Швейцар ждал Хоуэла возле дверей. Хоуэл загнал ситроен в подземный гараж и вместе со швейцаром вернулся в гостиницу. Нежно-золотистый вечерний свет заливал улицы, солнечные лучи струились вдоль стен зданий, отбрасывавших резкие тени. Коты устраивали потасовки в контейнерах с отходами, стоявших возле закрытых лавок. Вскачь пронеслась собака — огромная, вся в лишаях. Где-то хлопнула ракетница.

В гостинице включили освещение, минут пять лампы горели вполнакала, затем вспыхнули напоследок и совсем погасли. Швейцар подошел к лифту и повесил табличку: «Лифт не работает». Мальчики принесли на подносе подсвечники со вставленными свечами и, негромко посмеиваясь, стали проворно расставлять их по вестибюлю. Хоуэл пил виски без удовольствия, как лекарство от тошноты.
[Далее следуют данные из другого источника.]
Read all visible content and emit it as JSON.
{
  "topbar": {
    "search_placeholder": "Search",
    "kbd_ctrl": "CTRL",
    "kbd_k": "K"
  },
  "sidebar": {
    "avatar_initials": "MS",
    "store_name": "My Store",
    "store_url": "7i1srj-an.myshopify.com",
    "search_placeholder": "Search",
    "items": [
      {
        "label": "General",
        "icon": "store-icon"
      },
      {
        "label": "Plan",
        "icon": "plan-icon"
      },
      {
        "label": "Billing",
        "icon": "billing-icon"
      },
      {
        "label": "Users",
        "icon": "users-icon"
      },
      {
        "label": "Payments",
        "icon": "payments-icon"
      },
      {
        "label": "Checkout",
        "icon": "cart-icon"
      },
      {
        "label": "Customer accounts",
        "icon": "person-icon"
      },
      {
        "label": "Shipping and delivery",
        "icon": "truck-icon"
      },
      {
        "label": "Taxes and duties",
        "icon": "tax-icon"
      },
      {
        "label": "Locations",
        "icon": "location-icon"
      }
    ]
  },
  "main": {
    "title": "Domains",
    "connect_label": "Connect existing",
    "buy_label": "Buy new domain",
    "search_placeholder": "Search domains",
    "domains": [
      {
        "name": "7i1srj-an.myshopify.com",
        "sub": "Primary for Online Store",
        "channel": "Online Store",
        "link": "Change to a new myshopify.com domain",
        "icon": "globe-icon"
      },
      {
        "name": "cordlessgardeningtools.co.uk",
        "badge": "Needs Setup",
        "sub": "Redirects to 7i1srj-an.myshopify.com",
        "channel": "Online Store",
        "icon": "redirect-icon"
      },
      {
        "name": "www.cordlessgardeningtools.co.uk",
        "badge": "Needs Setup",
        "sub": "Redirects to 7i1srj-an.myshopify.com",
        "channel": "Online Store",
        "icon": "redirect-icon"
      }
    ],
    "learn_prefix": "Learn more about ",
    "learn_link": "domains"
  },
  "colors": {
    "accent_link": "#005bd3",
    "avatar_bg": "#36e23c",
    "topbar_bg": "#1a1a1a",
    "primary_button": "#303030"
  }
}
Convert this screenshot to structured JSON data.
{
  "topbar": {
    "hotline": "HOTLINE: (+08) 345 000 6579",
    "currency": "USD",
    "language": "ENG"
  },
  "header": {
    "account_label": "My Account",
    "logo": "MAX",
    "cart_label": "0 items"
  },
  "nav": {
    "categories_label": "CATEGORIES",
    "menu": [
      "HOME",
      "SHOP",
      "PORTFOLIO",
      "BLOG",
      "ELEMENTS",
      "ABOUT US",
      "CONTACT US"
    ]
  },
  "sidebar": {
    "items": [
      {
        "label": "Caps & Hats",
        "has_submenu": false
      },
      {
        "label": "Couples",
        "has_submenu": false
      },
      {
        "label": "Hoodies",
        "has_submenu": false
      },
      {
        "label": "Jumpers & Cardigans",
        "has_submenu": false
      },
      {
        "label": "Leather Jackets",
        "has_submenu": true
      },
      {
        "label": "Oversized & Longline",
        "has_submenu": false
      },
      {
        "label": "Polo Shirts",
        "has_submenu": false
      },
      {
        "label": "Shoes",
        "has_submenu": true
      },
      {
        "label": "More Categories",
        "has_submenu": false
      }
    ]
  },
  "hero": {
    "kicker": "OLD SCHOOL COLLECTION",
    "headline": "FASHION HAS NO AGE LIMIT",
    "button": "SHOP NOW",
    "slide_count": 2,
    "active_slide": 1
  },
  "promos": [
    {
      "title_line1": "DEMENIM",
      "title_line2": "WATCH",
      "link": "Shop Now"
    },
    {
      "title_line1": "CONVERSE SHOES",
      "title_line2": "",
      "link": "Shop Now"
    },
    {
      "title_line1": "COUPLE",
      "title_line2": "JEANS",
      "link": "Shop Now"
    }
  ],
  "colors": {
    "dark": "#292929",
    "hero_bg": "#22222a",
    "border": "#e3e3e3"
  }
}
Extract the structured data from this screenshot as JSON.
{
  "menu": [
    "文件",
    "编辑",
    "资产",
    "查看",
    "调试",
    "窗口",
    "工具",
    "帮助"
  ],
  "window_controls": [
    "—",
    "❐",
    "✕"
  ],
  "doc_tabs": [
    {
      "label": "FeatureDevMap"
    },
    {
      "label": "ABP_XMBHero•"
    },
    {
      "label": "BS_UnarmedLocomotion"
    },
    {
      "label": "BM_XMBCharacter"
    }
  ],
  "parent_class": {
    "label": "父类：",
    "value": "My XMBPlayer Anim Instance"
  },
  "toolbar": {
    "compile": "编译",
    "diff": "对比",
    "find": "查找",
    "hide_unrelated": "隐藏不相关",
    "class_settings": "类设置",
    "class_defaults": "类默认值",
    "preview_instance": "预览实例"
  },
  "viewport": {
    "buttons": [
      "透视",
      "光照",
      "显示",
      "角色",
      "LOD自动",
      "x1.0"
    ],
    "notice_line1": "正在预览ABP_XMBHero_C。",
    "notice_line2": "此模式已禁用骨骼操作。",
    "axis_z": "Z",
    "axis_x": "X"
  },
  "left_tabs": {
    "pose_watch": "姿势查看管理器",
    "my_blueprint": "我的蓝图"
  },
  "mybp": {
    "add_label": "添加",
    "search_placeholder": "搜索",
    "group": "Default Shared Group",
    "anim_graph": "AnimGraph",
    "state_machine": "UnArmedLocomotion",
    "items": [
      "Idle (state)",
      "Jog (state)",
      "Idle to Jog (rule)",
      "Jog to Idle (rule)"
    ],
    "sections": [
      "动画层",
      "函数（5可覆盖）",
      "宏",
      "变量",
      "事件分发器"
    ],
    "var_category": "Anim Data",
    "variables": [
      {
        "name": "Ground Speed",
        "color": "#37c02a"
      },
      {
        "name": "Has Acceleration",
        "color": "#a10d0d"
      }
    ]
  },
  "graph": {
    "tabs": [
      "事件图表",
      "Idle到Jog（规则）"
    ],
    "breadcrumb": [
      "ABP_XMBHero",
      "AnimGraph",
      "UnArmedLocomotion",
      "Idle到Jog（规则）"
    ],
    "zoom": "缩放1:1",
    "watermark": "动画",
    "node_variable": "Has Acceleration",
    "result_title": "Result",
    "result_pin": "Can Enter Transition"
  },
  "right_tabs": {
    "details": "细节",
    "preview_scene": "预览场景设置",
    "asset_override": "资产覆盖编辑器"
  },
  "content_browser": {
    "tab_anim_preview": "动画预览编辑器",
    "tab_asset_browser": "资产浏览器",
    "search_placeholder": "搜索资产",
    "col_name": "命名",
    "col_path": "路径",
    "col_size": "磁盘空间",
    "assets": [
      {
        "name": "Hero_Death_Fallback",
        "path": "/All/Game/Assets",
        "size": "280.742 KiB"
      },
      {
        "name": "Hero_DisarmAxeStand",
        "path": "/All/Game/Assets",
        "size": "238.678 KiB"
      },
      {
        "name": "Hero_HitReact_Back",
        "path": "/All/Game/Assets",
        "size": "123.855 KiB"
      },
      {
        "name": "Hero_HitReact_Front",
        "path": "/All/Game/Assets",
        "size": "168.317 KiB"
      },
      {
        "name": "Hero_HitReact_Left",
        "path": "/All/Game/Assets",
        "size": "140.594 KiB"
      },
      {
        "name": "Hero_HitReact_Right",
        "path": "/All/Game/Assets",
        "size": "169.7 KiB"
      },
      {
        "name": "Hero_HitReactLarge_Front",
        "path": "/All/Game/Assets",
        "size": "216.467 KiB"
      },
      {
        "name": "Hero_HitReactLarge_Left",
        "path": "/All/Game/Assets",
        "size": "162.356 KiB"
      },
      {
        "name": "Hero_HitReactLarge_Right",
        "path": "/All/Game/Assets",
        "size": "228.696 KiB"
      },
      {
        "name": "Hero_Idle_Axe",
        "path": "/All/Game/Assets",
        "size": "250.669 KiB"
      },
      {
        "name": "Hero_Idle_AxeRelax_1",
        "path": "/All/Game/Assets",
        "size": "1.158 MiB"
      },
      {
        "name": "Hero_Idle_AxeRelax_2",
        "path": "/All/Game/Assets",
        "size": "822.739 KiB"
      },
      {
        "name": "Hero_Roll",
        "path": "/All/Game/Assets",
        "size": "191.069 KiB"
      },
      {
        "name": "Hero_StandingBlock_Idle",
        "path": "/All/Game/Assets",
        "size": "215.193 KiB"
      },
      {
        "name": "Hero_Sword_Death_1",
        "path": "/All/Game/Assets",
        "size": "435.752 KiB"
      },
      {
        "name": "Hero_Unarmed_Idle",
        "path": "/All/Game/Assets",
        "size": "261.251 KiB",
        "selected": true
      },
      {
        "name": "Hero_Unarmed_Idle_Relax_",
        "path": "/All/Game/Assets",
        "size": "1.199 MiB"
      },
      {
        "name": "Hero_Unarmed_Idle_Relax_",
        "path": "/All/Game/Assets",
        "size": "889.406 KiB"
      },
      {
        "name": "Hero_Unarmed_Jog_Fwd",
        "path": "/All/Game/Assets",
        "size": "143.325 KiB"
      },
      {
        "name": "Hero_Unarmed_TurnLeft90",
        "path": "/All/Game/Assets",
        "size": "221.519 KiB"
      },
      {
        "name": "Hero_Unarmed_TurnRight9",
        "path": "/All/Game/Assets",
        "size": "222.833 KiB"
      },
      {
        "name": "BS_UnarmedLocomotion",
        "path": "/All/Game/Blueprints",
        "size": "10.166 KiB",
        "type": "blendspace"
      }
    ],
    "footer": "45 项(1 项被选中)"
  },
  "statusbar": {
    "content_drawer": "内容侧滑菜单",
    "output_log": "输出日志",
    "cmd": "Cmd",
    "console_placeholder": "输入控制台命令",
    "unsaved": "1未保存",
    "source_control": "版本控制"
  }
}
В семь часов, когда на улице еще не стемнело, все свечи были уже зажжены; раздался громкий стук в дверь, и швейцар впустил Лиз — запыхавшуюся, растрепанную, на грани истерики.

Он отвел ее в бар, и она плюхнулась на стул.

— Вы в состоянии накормить эту страну. Закажите же мне что-нибудь выпить.

Она подставила щеку для поцелуя.

— У меня был ужасный день. Попросите повторить.

— Вы, видно, попали в самое пекло, — сказал он. — Я до смерти перепугался.

— Да, — ответила она. — Всю сиесту я прождала моего знакомого, а он так и не появился. Женщина не может пойти здесь в бар или еще куда-нибудь одна, поэтому мне пришлось сидеть в грязном парке, и все местные нищие собрались вокруг меня. Наконец я решила, что с меня хватит, и собралась вернуться в гостиницу, но тут услышала стрельбу.

Она опустошила бокал, и Хоуэл поманил бармена пальцем.